By miracle_jr, history, 5 weeks ago,

Hi, I was reading the editorial of the Half Sequence problem from recent cookoff. One of the statements has been left for readers to prove and I am unable to prove it. The statement is as follows.

"Observe that any single number less then 1e9 can be made up of atmost 9 distinct prime numbers. This means that if GCD([B[0], B[1], ..., B[N]) = 1, where N >= 9 then there must exist atleast one subset of length at most 9 whose elements have GCD=1. (Proof left as an exercise)"

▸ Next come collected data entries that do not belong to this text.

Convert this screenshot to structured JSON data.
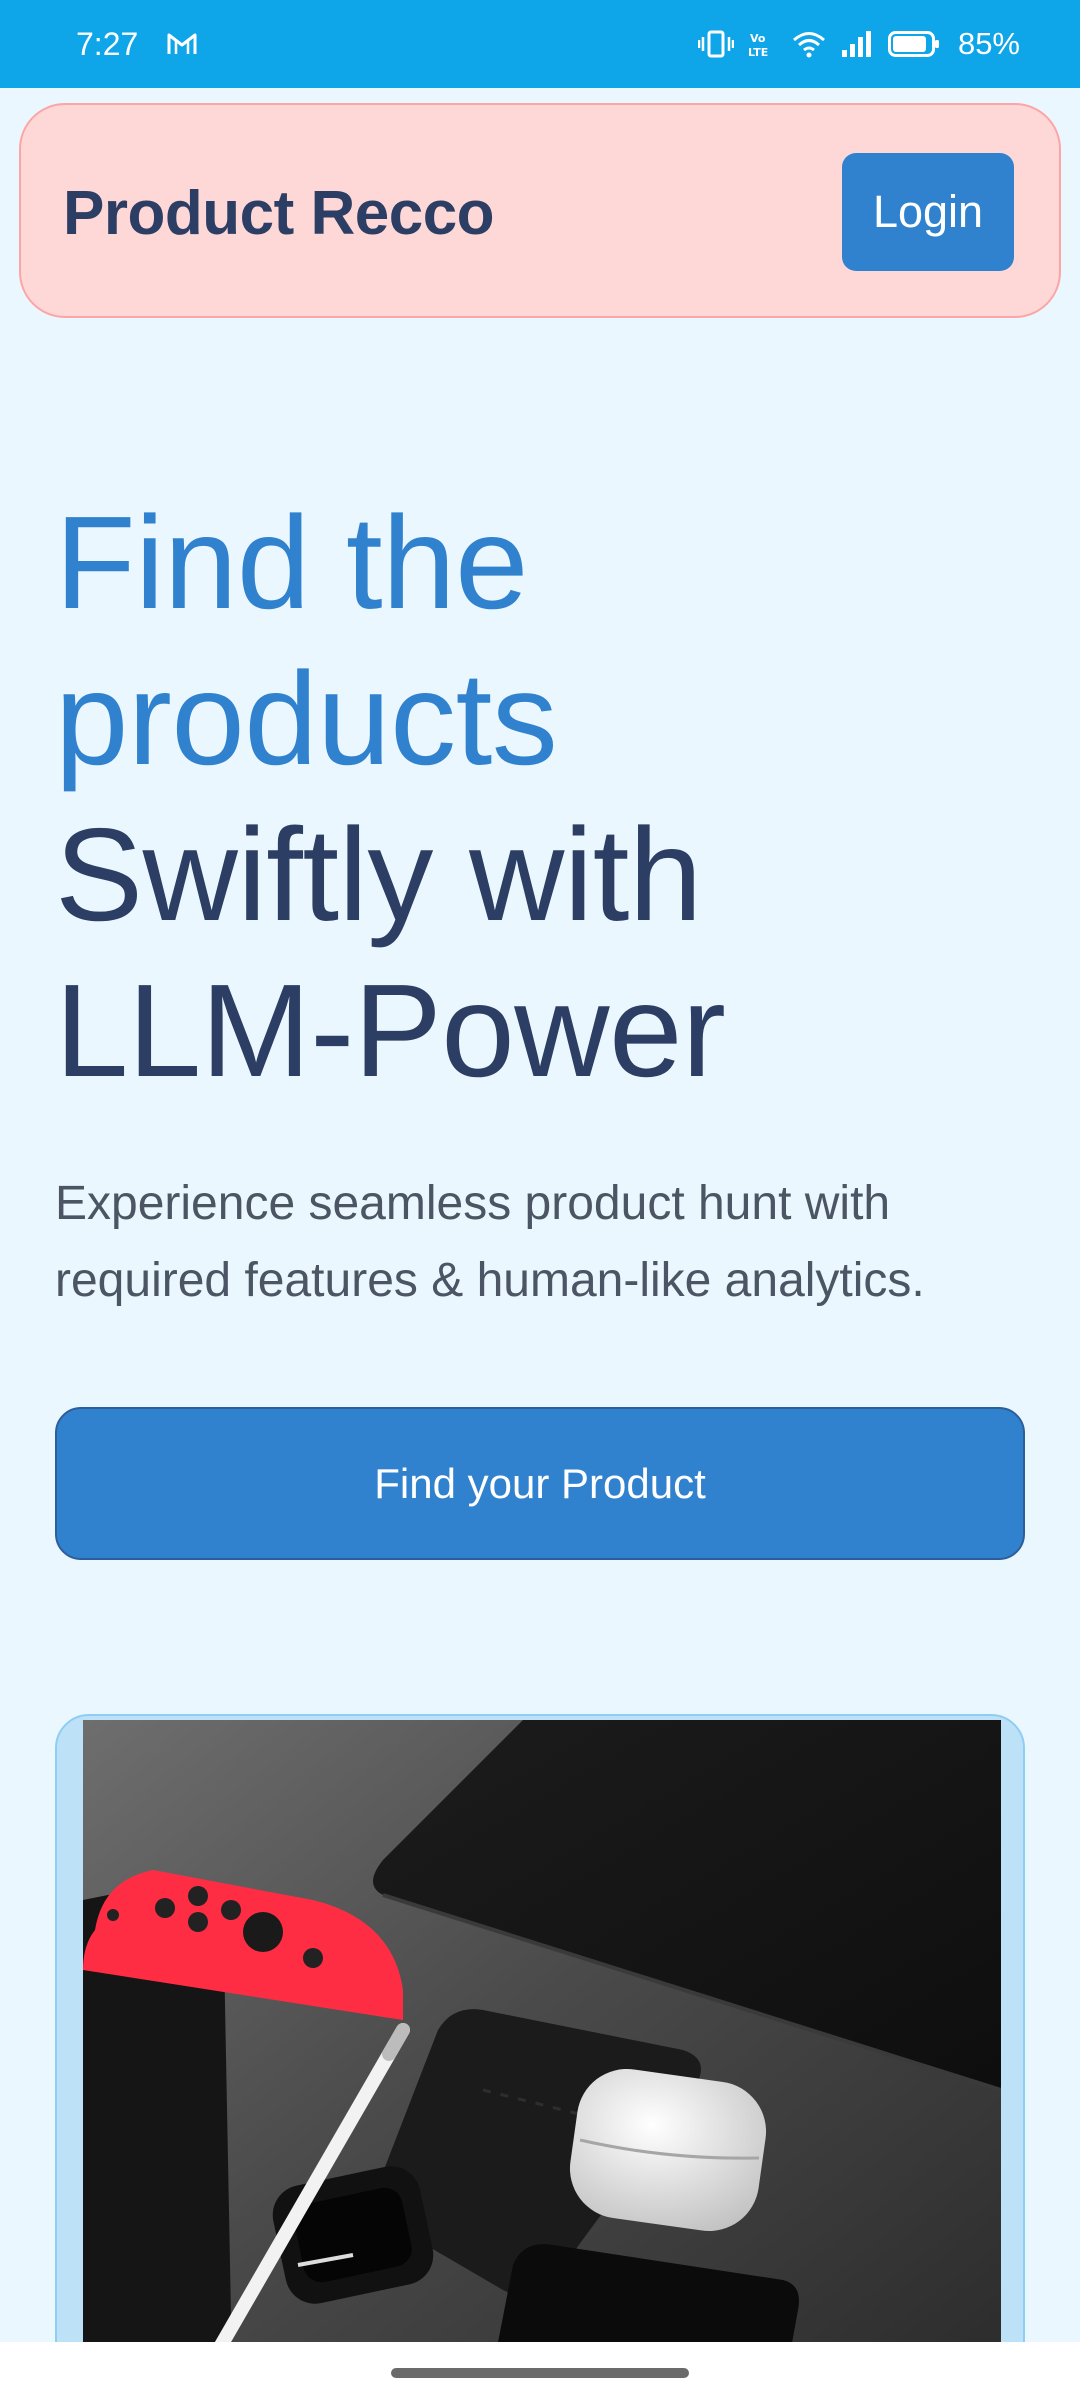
{
  "status_bar": {
    "time": "7:27",
    "notification_icon": "gmail-icon",
    "battery_percent": "85%",
    "icons": [
      "vibrate-icon",
      "volte-icon",
      "wifi-icon",
      "signal-icon",
      "battery-icon"
    ]
  },
  "header": {
    "brand": "Product Recco",
    "login_label": "Login"
  },
  "hero": {
    "title_line1": "Find the",
    "title_line2": "products",
    "title_line3": "Swiftly with",
    "title_line4": "LLM-Power",
    "subtitle_line1": "Experience seamless product hunt with",
    "subtitle_line2": "required features & human-like analytics.",
    "cta_label": "Find your Product"
  },
  "colors": {
    "status_bar": "#0ea5e9",
    "page_background": "#ebf7fe",
    "header_background": "#fed7d7",
    "accent": "#3182ce",
    "dark_text": "#2c3e63"
  }
}
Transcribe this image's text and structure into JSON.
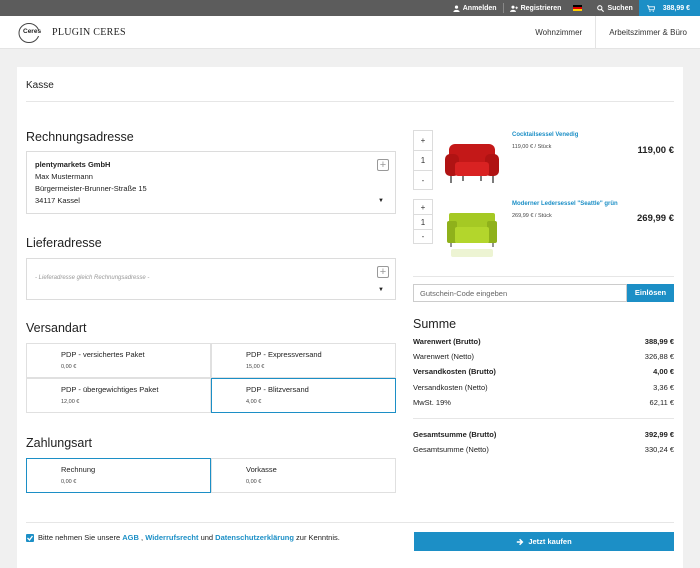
{
  "topbar": {
    "login": "Anmelden",
    "register": "Registrieren",
    "language_icon": "german-flag-icon",
    "search": "Suchen",
    "cart_total": "388,99 €"
  },
  "header": {
    "logo_text": "PLUGIN CERES",
    "logo_badge": "Ceres",
    "nav": [
      "Wohnzimmer",
      "Arbeitszimmer & Büro"
    ]
  },
  "page": {
    "title": "Kasse"
  },
  "billing": {
    "heading": "Rechnungsadresse",
    "lines": [
      "plentymarkets GmbH",
      "Max Mustermann",
      "Bürgermeister-Brunner-Straße 15",
      "34117 Kassel"
    ]
  },
  "delivery": {
    "heading": "Lieferadresse",
    "placeholder": "- Lieferadresse gleich Rechnungsadresse -"
  },
  "shipping": {
    "heading": "Versandart",
    "options": [
      {
        "name": "PDP - versichertes Paket",
        "price": "0,00 €"
      },
      {
        "name": "PDP - Expressversand",
        "price": "15,00 €"
      },
      {
        "name": "PDP - übergewichtiges Paket",
        "price": "12,00 €"
      },
      {
        "name": "PDP - Blitzversand",
        "price": "4,00 €",
        "selected": true
      }
    ]
  },
  "payment": {
    "heading": "Zahlungsart",
    "options": [
      {
        "name": "Rechnung",
        "price": "0,00 €",
        "selected": true
      },
      {
        "name": "Vorkasse",
        "price": "0,00 €"
      }
    ]
  },
  "basket": {
    "items": [
      {
        "name": "Cocktailsessel Venedig",
        "unit_price": "119,00 € / Stück",
        "qty": "1",
        "total": "119,00 €",
        "color": "#cc1b1b"
      },
      {
        "name": "Moderner Ledersessel \"Seattle\" grün",
        "unit_price": "269,99 € / Stück",
        "qty": "1",
        "total": "269,99 €",
        "color": "#9cc31f"
      }
    ],
    "plus": "+",
    "minus": "-"
  },
  "coupon": {
    "placeholder": "Gutschein-Code eingeben",
    "button": "Einlösen"
  },
  "summary": {
    "heading": "Summe",
    "rows": [
      {
        "label": "Warenwert (Brutto)",
        "value": "388,99 €",
        "bold": true
      },
      {
        "label": "Warenwert (Netto)",
        "value": "326,88 €"
      },
      {
        "label": "Versandkosten (Brutto)",
        "value": "4,00 €",
        "bold": true
      },
      {
        "label": "Versandkosten (Netto)",
        "value": "3,36 €"
      },
      {
        "label": "MwSt. 19%",
        "value": "62,11 €"
      }
    ],
    "totals": [
      {
        "label": "Gesamtsumme (Brutto)",
        "value": "392,99 €",
        "bold": true
      },
      {
        "label": "Gesamtsumme (Netto)",
        "value": "330,24 €"
      }
    ]
  },
  "terms": {
    "prefix": "Bitte nehmen Sie unsere",
    "agb": "AGB",
    "sep1": ",",
    "withdrawal": "Widerrufsrecht",
    "and": "und",
    "privacy": "Datenschutzerklärung",
    "suffix": "zur Kenntnis."
  },
  "buy_button": "Jetzt kaufen"
}
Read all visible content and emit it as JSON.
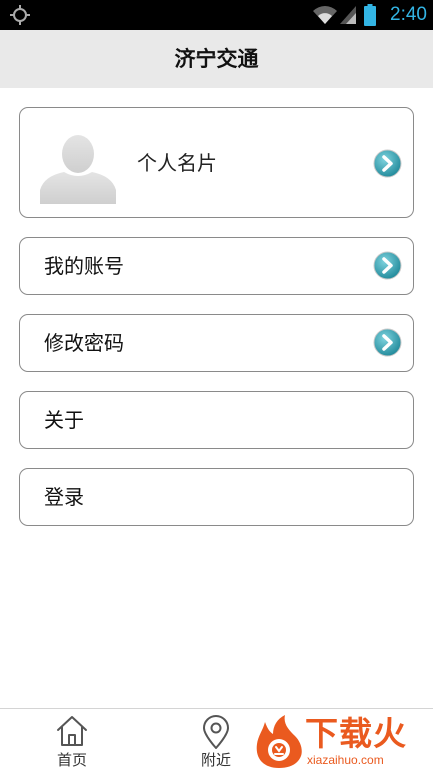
{
  "status_bar": {
    "time": "2:40",
    "icons": [
      "location-icon",
      "wifi-icon",
      "signal-icon",
      "battery-icon"
    ],
    "time_color": "#33b5e5"
  },
  "header": {
    "title": "济宁交通"
  },
  "profile": {
    "label": "个人名片",
    "avatar_icon": "default-avatar-icon"
  },
  "menu": {
    "items": [
      {
        "label": "我的账号",
        "has_arrow": true
      },
      {
        "label": "修改密码",
        "has_arrow": true
      },
      {
        "label": "关于",
        "has_arrow": false
      },
      {
        "label": "登录",
        "has_arrow": false
      }
    ]
  },
  "bottom_nav": {
    "items": [
      {
        "label": "首页",
        "icon": "home-icon"
      },
      {
        "label": "附近",
        "icon": "map-pin-icon"
      }
    ]
  },
  "watermark": {
    "main_text": "下载火",
    "site": "xiazaihuo.com",
    "color": "#ea5a1f"
  },
  "colors": {
    "arrow_teal": "#2a9eb0",
    "header_bg": "#e9e9e9"
  }
}
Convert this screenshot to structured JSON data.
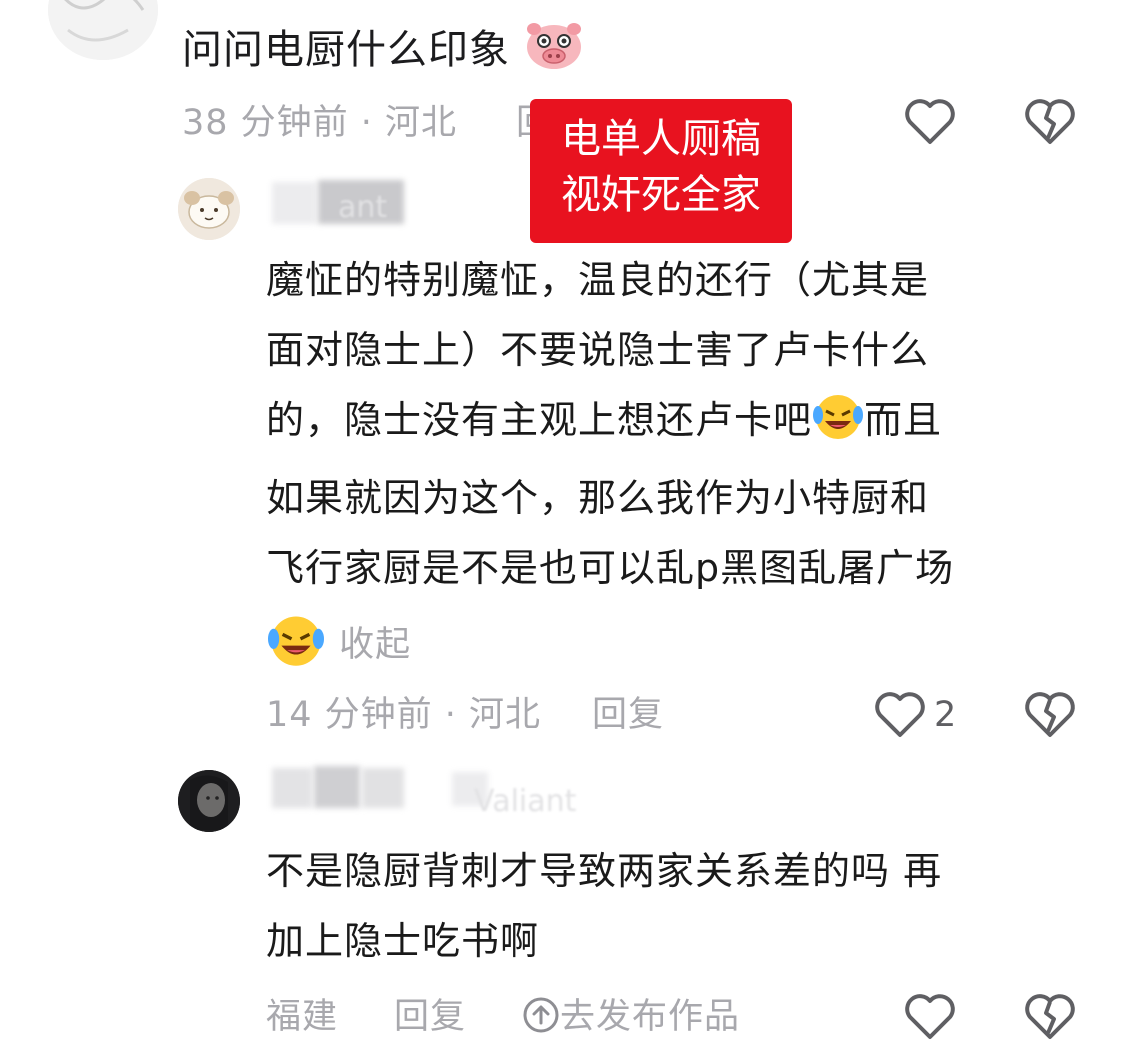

I have trouble understanding the last line. Why must there exist that subset?

• +13

 » 5 weeks ago, # | ← Rev. 2 →   +16 Each single number made up of at most 9 distinct prime numbers does not infer if GCD([B[0], B[1], ..., B[N]) = 1, where N >= 9 then there must exist at least one subset of length at most 9 whose elements have GCD = 1. For example, let $a = [2, 3, 5, 7, 11, 13, 17, 19, 23, 29]$, $p = 2 \times 3 \times 5 \times 7 \times 11 \times 13 \times 17 \times 19 \times 23 \times 29$, and for each $i$, $b_i = \frac{p}{a}$. The GCD of $b_1, b_2, \dots, b_{10}$ is $1$, each $b_i$ is a product of $9$ distinct prime numbers, but GCD of any $9$ of $b_i$'s is greater than $1$.It is easy to prove that there must exist at least one subset of length at most 10 whose elements have GCD = 1: starting with any given number, then repeatedly do the following process: choose a number to add to the current subset, such that it can eliminate at least one prime factor of the current GCD. Since this process can be done at most $9$ times, the resulting subset should have a size no larger than $10$.However, the conclusion in your statement is still correct, it is because the given numbers are less than $10^9$. That means, if all subsets of size $9$ have GCD greater than $1$, then each number should have exact $9$ different prime factors. Moreover, since they are coprime, then at least one of them does not have prime factor $2$. This number should be at least $3 \times 5 \times 7 \times 11 \times 13 \times 17 \times 19 \times 23 \times 29 = 3234846615$.
•  » » 5 weeks ago, # ^ |   0 Thank you so much! It makes sense now.